A primordial dopamine D1‐like adenylyl cyclase‐linked receptor from Drosophila melanogaster displaying poor affinity for benzazepines

Abstract

We report here the isolation from Drosophila melanogaster of a 2.0 kb cDNA clone encoding a 385 amino acid protein (dDA1) displaying, within putative transmembrane domains, highest amino acid sequence homology (49-53%) to members of the vertebrate dopamine D1-like receptor family. When expressed in either Sf9 or COS-7 cells, dDA1 did not bind the specific D1-like receptor antagonist [3H]SCH-23390 or numerous other dopaminergic, adrenergic or serotoninergic ligands with high affinity. However, like vertebrate dopamine D1-like receptors, dDA1 stimulated the accumulation of cAMP in response to DA (EC50 approximately 300 nM) and 6,7-ADTN (EC50 approximately 500 nM). The dopaminergic rank order of potency (DA > NE >> 5-HT) and the lack of stimulation by other possible neurotransmitters (octopamine, tyramine, tryptamine) or DA metabolites (e.g.
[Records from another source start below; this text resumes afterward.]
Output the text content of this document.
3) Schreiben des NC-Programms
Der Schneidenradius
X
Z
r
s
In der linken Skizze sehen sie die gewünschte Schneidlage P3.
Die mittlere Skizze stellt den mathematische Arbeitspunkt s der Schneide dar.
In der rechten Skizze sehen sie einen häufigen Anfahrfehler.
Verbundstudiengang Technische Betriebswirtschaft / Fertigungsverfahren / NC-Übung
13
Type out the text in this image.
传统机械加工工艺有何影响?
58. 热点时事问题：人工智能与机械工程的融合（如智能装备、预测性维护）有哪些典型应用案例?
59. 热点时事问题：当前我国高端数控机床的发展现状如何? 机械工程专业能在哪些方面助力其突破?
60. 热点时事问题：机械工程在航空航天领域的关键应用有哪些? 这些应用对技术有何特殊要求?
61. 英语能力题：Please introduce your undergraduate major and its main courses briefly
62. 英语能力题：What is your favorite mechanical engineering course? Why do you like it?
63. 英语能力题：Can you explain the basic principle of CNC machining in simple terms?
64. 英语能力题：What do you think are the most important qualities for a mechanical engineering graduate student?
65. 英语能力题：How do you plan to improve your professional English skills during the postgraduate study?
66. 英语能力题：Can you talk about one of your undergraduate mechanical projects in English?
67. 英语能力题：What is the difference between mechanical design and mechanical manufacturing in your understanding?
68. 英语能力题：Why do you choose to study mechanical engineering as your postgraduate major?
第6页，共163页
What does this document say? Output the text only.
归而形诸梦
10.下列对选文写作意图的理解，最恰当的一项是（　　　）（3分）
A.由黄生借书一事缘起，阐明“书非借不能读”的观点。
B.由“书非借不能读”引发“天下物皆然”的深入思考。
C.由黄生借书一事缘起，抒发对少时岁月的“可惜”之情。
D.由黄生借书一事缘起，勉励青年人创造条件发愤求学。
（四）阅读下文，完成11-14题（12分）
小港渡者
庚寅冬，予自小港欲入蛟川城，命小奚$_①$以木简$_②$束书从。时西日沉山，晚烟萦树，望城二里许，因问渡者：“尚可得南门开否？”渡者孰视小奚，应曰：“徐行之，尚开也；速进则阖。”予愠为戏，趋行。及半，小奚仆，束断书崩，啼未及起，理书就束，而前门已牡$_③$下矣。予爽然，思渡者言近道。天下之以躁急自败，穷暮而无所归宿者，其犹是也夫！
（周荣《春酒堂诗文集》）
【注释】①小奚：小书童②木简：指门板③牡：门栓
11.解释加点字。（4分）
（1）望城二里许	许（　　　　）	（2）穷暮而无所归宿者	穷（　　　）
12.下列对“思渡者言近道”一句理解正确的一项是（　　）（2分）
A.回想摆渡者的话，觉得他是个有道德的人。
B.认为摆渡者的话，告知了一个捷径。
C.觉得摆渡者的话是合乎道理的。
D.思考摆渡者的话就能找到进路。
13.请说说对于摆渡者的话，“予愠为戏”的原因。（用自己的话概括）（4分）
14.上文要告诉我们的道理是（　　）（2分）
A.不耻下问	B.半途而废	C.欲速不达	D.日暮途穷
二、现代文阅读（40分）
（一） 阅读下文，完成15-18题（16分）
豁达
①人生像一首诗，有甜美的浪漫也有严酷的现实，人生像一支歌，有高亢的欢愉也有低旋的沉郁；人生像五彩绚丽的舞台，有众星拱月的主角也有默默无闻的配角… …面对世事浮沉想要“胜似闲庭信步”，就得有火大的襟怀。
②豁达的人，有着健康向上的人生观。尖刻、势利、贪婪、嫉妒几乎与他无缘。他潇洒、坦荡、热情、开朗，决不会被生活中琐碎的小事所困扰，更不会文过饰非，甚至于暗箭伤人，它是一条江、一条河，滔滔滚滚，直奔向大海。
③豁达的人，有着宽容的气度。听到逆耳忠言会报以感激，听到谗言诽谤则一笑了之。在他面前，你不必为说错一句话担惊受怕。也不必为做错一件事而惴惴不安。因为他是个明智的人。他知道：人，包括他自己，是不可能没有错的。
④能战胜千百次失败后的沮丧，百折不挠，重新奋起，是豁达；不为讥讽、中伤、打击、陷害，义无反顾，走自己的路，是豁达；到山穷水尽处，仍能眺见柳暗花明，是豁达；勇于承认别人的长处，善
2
N-acetyl dopamine) found in Drosophila suggests that this receptor functionally belongs to the dopamine D1-like subfamily. Benzazepines, which characteristically bind to vertebrate dopamine D1-like receptors with high affinity, were relatively poor in stimulating (SKF-38393, SKF-82526; EC50 > 10 microM) dDA1-mediated accumulation of cAMP. Of the numerous compounds tested, a few dopaminergic antagonists inhibited DA-stimulated production of cAMP in a concentration-dependent manner, albeit with considerably reduced affinity, and with the rank order of potency: (+)-butaclamol(Kb approximately 125nM) > SCH-23390(Kb approximately 230nM) > alpha-flupenthixol (Kb approximately 400 nM) > chlorpromazine > or = spiperone (Kb approximately 680 nM) > or = clozapine. In situ hybridization revealed that dDA1 receptor mRNA is expressed as a maternal transcript, and at later blastoderm stages is restricted to apical regions of the cortical peripheral cytoplasm. The generation of inter-species D1 receptor chimeras may help to identify those particular sequence-specific motifs or amino acid residues conferring high affinity benzaepine receptor interactions.